Porsche must get itself back on autobahn
Porsche and Volkswagen gave themselves four weeks to come up with a blueprint for “an integrated car manufacturing group”.
Their time is up. The carmakers made their statement on May 6, but investors are still in the dark. In the meantime, VW shares have staged the kind of yo-yo performance more normally associated with a highly leveraged hedge fund.
Porsche’s financial situation has not improved either. The sports car maker has gone cap in hand to German state bank KfW for a 1.75 billion euro loan to plug the gap left by its banks. The German government will discuss the loan request on Monday.
Not unsurprisingly, Porsche’s lenders have been unwilling to throw more money at the heavily indebted car company. It already owes them 10 billion euros and had been trying to drum up a further 2.5 billion euros. So far the banks have drawn the line at 750 million euros, leaving it to Berlin to provide the balance.
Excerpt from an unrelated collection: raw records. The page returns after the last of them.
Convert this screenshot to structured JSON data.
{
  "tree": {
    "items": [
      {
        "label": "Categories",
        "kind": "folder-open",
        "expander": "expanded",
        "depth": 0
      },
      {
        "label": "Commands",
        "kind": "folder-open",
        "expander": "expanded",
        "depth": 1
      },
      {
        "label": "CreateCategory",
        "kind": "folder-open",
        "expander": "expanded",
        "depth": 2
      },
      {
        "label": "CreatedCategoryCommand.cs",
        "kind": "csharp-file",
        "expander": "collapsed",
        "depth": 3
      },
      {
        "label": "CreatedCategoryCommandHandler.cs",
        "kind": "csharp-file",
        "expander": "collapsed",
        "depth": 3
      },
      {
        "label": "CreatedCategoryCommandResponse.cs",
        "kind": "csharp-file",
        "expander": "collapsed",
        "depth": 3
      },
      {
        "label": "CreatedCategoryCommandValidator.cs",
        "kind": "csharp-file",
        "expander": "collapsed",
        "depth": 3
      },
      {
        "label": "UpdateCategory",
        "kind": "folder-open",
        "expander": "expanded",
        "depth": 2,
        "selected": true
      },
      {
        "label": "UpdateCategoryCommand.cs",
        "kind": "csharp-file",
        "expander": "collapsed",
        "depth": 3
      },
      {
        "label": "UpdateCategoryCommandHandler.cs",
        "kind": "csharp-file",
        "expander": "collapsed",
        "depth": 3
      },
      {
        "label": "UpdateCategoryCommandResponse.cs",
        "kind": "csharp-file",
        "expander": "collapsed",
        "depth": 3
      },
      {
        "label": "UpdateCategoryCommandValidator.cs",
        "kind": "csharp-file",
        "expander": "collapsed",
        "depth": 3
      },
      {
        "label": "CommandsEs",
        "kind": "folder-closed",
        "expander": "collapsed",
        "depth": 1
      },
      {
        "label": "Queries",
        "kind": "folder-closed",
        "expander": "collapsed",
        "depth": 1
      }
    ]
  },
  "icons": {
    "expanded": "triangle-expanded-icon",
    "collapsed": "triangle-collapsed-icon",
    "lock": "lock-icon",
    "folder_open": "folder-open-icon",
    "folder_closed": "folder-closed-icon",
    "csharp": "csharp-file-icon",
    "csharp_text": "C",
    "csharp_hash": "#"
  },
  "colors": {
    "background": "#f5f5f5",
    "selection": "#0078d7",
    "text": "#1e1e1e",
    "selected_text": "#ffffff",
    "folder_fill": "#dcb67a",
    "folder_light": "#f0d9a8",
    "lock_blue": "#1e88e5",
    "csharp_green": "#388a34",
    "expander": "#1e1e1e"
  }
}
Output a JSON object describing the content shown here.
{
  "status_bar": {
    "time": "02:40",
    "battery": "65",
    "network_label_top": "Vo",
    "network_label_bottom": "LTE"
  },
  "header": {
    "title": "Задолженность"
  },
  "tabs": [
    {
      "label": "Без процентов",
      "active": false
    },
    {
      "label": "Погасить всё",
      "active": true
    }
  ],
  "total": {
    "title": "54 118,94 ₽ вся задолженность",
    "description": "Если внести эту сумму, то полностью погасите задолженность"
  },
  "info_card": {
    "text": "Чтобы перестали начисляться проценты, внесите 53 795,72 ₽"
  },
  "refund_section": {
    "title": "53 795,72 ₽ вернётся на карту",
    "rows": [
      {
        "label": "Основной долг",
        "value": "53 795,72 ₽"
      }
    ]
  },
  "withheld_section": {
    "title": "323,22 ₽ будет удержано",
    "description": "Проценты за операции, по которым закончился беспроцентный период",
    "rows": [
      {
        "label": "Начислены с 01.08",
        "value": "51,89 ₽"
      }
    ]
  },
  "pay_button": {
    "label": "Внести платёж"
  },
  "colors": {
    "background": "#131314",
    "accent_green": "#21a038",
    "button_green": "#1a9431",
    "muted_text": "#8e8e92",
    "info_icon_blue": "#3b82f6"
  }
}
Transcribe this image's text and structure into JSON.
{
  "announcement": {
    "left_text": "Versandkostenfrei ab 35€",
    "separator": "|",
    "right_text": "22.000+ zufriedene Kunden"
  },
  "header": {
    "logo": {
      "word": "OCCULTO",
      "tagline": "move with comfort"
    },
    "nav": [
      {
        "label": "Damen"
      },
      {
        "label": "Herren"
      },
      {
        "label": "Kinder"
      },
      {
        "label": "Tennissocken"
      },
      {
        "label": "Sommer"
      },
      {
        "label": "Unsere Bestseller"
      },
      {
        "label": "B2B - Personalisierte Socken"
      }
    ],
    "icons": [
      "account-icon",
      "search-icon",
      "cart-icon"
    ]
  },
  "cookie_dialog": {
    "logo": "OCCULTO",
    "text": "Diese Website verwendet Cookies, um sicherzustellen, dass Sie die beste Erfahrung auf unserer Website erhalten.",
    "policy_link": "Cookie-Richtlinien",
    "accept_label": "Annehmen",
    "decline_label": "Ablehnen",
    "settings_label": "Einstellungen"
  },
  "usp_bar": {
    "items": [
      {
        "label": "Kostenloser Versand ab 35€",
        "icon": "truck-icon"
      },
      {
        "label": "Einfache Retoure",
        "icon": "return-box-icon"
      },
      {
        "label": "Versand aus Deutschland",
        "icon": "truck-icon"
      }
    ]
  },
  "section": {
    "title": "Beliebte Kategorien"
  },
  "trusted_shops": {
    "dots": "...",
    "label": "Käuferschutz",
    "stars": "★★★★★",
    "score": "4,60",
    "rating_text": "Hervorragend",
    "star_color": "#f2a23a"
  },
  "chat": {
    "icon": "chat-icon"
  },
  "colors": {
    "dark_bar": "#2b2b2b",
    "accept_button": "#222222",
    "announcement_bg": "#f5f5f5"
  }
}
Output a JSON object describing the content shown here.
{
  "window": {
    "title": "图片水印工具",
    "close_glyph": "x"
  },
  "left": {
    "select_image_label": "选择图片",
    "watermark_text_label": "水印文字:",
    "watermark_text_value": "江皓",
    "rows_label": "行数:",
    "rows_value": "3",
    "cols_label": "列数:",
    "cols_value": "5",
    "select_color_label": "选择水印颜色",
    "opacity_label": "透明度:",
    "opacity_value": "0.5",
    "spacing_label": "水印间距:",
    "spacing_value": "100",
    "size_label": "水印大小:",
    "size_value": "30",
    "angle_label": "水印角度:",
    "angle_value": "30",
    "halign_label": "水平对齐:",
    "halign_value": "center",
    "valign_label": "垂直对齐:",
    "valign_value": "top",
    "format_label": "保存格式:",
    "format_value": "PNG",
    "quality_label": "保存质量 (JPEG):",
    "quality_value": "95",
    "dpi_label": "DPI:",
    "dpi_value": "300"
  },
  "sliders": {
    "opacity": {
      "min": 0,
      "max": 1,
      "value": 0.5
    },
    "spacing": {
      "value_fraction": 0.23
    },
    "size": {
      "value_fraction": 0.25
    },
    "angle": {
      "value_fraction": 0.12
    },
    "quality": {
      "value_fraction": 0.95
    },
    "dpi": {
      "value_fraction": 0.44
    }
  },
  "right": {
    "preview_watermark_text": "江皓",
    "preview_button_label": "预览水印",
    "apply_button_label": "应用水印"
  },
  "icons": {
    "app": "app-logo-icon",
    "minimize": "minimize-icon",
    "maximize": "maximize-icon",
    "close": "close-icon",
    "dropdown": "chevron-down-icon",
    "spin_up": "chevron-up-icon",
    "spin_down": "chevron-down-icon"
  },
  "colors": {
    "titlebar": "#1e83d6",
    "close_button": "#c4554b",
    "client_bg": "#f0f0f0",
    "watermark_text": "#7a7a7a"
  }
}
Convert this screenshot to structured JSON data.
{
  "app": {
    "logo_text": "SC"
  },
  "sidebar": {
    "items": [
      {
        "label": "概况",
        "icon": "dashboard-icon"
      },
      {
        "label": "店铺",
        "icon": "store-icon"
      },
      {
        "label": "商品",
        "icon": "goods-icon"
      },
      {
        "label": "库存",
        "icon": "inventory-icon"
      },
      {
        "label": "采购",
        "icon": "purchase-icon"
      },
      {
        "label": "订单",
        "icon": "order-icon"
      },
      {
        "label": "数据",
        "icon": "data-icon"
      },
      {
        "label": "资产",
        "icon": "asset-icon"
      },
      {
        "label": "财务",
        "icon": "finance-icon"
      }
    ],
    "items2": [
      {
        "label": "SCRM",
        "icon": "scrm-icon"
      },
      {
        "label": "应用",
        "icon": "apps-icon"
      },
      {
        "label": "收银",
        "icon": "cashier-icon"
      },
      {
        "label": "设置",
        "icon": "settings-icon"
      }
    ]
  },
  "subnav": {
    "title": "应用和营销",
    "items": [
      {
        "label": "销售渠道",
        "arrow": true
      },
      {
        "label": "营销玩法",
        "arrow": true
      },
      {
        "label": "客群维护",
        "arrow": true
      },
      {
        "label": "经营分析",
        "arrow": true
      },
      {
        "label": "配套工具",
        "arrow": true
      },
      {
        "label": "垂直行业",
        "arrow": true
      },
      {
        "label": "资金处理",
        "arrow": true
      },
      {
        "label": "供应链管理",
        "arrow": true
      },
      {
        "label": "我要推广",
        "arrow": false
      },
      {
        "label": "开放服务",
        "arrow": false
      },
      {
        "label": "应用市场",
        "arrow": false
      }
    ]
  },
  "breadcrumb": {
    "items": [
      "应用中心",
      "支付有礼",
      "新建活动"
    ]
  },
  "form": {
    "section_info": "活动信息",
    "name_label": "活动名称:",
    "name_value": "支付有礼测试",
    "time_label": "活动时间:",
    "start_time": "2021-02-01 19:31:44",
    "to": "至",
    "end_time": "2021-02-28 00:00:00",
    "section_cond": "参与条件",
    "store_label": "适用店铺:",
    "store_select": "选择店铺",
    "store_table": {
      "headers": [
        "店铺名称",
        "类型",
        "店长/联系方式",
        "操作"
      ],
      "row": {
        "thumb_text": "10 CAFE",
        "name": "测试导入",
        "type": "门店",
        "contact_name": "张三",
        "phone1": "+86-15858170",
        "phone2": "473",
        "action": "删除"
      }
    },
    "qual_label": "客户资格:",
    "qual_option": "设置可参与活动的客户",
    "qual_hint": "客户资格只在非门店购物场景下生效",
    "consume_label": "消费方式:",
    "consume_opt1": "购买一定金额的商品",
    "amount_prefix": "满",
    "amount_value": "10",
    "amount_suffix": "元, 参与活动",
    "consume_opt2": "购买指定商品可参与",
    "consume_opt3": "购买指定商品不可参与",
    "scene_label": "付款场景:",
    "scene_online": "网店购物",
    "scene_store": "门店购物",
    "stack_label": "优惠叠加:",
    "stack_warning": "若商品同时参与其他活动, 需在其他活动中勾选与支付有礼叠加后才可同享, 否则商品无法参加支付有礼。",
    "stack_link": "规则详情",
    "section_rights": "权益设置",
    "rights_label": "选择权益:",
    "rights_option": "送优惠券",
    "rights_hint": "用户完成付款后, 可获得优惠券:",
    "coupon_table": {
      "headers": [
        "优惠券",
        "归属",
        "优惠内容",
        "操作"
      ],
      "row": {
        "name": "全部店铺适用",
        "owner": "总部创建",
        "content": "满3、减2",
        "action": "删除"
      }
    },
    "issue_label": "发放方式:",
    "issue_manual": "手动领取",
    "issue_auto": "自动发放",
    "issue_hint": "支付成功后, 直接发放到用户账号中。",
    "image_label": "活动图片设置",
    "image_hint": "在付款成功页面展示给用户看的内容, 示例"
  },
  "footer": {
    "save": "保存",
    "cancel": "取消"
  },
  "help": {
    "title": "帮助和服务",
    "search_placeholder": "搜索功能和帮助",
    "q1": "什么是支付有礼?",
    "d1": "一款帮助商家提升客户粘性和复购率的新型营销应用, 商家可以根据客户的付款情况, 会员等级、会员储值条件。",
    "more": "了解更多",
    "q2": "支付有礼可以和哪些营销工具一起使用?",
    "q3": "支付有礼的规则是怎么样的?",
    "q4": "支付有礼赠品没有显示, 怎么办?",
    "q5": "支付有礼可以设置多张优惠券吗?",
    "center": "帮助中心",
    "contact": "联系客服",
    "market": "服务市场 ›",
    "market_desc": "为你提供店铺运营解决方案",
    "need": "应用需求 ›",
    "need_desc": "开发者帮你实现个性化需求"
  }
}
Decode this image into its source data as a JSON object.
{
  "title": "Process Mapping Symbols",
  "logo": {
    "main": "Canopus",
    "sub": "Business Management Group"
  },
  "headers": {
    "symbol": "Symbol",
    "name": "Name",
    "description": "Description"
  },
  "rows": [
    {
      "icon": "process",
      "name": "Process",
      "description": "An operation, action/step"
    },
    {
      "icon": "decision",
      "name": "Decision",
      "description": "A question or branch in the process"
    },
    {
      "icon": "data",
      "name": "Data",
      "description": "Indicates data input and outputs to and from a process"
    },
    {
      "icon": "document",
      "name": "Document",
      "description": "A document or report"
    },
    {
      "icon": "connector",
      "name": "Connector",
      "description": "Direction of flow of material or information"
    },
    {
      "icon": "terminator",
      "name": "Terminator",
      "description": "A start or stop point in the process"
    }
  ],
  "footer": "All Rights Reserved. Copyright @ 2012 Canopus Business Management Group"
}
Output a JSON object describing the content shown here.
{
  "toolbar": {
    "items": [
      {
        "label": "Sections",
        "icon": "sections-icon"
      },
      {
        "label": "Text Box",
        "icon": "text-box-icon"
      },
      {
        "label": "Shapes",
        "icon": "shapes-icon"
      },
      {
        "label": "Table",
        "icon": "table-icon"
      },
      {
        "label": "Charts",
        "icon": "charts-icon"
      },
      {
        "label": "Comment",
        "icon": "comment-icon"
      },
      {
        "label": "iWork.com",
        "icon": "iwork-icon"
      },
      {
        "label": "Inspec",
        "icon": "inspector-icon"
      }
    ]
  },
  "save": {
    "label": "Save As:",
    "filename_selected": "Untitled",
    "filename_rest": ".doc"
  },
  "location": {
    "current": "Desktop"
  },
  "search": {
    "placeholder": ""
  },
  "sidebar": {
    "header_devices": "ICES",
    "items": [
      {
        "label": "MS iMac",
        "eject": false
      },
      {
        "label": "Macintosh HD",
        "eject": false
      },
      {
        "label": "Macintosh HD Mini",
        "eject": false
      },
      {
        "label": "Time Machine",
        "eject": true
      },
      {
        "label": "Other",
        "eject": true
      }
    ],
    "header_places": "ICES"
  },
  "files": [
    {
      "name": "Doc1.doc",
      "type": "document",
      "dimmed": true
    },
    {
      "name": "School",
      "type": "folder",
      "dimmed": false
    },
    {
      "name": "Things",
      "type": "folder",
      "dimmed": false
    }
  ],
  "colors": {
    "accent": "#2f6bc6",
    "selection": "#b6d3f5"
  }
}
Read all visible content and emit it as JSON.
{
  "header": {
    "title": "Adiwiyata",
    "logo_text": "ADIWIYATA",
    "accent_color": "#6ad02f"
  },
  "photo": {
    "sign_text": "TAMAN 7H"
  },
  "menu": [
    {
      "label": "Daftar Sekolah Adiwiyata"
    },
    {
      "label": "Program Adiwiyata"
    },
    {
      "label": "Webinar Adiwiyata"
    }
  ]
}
Porsche is insisting it will pay interest on any loan and won’t be a drag on the taxpayer.
That’s all very reassuring, but why should the taxpayer be lending Porsche anything at all? It has nobody but itself to blame for the 9 billion euros of debt it racked up in its failed attempt to take over Volkswagen.
Having got itself into a hole, Porsche should be made to dig its own way out. The price to be paid is that the Porsche clan will have to loosen its grip on the family firm in a merger with VW and accept a lesser shareholding than the current 51 percent stake it holds in the larger carmaker.
Porsche has shown it has financial engineering skills as well as mechanical ones. It should put these to work at getting itself back on the road rather than asking Berlin for a tow.
— At the time of publication Alexander Smith did not own any direct investments in securities mentioned in this article. He may be an owner indirectly as an investor in a fund.